Houston, We Have a Smell
As you know, I'm a big fan of Impossible Burger.I've had it twice in a restaurant, and each time, it was fabulous. With burger toppings added, I could barely distinguish it from meat.
My stomach likes it better, too. No heaviness like I usually get after I eat meat.
With this knowledge in hand, I decided to make Sloppy Joe's (one of my favorite childhood comfort foods) using Impossible Burger (or Impossible Meat, and what gets capitalized here and what doesn't, anyway?).
I bought four quarter-pound patties at Target, heated up the rarely-used skillet, and started cooking.
Something. Something is wrong.
Is that a coating on the skillet? What is that smell?
It must be the skillet. That smell isn't anything food could produce.

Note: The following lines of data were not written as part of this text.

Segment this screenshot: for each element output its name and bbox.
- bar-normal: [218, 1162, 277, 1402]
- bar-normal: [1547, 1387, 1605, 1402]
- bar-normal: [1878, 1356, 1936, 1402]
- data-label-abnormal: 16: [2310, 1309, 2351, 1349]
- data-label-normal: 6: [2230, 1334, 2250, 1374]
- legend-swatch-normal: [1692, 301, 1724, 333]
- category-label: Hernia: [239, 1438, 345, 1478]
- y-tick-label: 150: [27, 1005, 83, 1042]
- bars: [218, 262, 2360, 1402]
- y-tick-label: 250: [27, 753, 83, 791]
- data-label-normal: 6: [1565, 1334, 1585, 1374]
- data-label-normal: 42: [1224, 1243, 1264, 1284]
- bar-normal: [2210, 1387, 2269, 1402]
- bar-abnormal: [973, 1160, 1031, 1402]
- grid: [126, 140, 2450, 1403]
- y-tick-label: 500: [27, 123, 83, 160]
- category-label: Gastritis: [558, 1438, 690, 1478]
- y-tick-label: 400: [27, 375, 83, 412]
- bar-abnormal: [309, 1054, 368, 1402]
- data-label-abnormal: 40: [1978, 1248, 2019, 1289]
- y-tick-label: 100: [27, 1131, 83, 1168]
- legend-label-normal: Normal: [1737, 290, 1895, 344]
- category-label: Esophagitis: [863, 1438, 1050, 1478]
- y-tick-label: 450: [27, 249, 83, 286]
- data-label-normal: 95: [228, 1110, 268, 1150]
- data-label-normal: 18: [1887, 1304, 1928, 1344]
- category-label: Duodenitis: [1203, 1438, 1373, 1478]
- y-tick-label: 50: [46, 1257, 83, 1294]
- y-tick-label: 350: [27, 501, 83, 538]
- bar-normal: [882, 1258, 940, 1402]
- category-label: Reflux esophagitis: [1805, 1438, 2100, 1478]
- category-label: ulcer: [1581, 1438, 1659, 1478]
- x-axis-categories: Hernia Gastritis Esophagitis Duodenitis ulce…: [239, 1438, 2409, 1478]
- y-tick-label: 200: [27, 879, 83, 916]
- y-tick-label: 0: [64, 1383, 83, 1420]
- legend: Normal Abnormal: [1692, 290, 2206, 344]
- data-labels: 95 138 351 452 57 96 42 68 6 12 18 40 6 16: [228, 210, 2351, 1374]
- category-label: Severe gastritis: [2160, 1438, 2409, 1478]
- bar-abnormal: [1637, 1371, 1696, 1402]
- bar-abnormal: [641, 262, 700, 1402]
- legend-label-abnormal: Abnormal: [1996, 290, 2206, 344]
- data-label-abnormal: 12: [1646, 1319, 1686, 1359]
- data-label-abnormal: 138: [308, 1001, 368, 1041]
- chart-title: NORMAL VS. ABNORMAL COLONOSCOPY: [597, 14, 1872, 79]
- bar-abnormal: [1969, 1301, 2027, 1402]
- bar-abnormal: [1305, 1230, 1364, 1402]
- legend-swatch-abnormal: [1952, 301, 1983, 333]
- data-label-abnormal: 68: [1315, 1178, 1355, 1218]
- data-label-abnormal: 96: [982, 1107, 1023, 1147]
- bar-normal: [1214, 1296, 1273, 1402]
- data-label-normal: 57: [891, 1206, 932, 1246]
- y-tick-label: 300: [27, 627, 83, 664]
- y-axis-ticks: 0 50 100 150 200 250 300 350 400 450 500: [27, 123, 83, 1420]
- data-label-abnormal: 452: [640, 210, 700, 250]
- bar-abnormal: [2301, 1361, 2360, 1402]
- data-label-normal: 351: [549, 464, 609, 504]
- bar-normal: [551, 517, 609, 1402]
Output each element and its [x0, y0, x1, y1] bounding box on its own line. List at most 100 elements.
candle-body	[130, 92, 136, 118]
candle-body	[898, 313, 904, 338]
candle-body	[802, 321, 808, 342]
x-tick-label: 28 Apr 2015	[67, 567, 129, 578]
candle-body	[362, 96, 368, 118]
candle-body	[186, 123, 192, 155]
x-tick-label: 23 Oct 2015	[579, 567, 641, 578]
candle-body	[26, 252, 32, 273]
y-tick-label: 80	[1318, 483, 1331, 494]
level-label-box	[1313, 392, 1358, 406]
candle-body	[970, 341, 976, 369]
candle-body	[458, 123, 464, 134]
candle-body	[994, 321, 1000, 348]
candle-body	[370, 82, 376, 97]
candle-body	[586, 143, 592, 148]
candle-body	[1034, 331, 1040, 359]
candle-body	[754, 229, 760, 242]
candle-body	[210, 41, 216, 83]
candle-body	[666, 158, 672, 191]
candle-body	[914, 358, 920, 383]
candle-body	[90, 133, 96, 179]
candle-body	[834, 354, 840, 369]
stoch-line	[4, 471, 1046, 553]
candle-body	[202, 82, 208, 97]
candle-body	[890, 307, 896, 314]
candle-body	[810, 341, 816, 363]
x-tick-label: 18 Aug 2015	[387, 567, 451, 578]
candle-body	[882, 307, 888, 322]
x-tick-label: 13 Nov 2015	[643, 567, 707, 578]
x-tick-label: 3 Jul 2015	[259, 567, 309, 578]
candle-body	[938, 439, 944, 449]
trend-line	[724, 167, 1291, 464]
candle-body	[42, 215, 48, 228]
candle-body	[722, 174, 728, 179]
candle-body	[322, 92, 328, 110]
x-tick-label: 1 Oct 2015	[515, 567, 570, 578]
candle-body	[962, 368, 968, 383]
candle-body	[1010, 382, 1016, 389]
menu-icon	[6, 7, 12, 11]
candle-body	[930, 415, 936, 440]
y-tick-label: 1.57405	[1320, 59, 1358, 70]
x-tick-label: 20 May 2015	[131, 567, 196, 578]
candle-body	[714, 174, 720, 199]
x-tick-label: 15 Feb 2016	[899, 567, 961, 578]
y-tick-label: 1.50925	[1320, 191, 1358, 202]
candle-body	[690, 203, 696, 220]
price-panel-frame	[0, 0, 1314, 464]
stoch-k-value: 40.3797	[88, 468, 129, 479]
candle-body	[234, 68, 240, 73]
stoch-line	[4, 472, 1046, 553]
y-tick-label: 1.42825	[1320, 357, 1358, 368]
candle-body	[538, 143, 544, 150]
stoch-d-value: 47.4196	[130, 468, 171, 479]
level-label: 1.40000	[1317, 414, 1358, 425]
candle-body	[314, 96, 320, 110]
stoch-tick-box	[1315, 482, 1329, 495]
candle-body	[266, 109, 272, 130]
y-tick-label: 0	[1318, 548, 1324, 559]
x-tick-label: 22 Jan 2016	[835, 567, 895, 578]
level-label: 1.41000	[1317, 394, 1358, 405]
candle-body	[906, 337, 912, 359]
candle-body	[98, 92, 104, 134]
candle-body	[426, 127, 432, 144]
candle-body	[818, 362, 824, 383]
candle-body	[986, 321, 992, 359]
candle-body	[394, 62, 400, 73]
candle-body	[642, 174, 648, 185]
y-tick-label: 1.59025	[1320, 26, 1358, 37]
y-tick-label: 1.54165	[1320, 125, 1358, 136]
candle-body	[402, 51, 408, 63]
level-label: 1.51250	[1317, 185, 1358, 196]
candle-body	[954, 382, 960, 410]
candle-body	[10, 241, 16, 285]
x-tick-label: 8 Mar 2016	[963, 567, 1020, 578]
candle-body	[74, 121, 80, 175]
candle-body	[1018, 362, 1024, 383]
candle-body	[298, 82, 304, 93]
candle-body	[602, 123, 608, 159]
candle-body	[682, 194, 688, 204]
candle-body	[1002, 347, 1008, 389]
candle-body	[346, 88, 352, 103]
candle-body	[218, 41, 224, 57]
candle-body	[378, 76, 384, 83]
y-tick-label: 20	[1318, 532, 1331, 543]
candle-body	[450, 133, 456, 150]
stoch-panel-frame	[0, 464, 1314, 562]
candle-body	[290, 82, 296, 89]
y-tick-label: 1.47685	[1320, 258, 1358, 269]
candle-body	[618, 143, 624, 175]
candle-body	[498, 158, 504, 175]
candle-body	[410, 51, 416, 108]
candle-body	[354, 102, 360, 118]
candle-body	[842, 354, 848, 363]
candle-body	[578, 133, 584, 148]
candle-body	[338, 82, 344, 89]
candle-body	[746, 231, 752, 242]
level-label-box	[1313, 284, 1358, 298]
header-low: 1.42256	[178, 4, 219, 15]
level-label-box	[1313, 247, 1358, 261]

Oh man, that's strong. Overpowering.
What does it smell like, exactly? I can't tell you. It just doesn't smell like food. It smells like something you run away from in a field.
Grim and determined, I keep cooking.
When the "meat" is cooked, I stir in the Sloppy Joe sauce.
It tastes fine. But I can't get the smell out of my nose, and the disconnect between what I taste and what I was smelling makes for a bad, bad combination.
I turned the fan on in my apartment for three hours, just to clear out the odious memories.
I'm still hoping this was the skillet. Or something. I Googled and don't find a bunch of people complaining about the smell while cooking.
Like a desperate man, I cling to hope.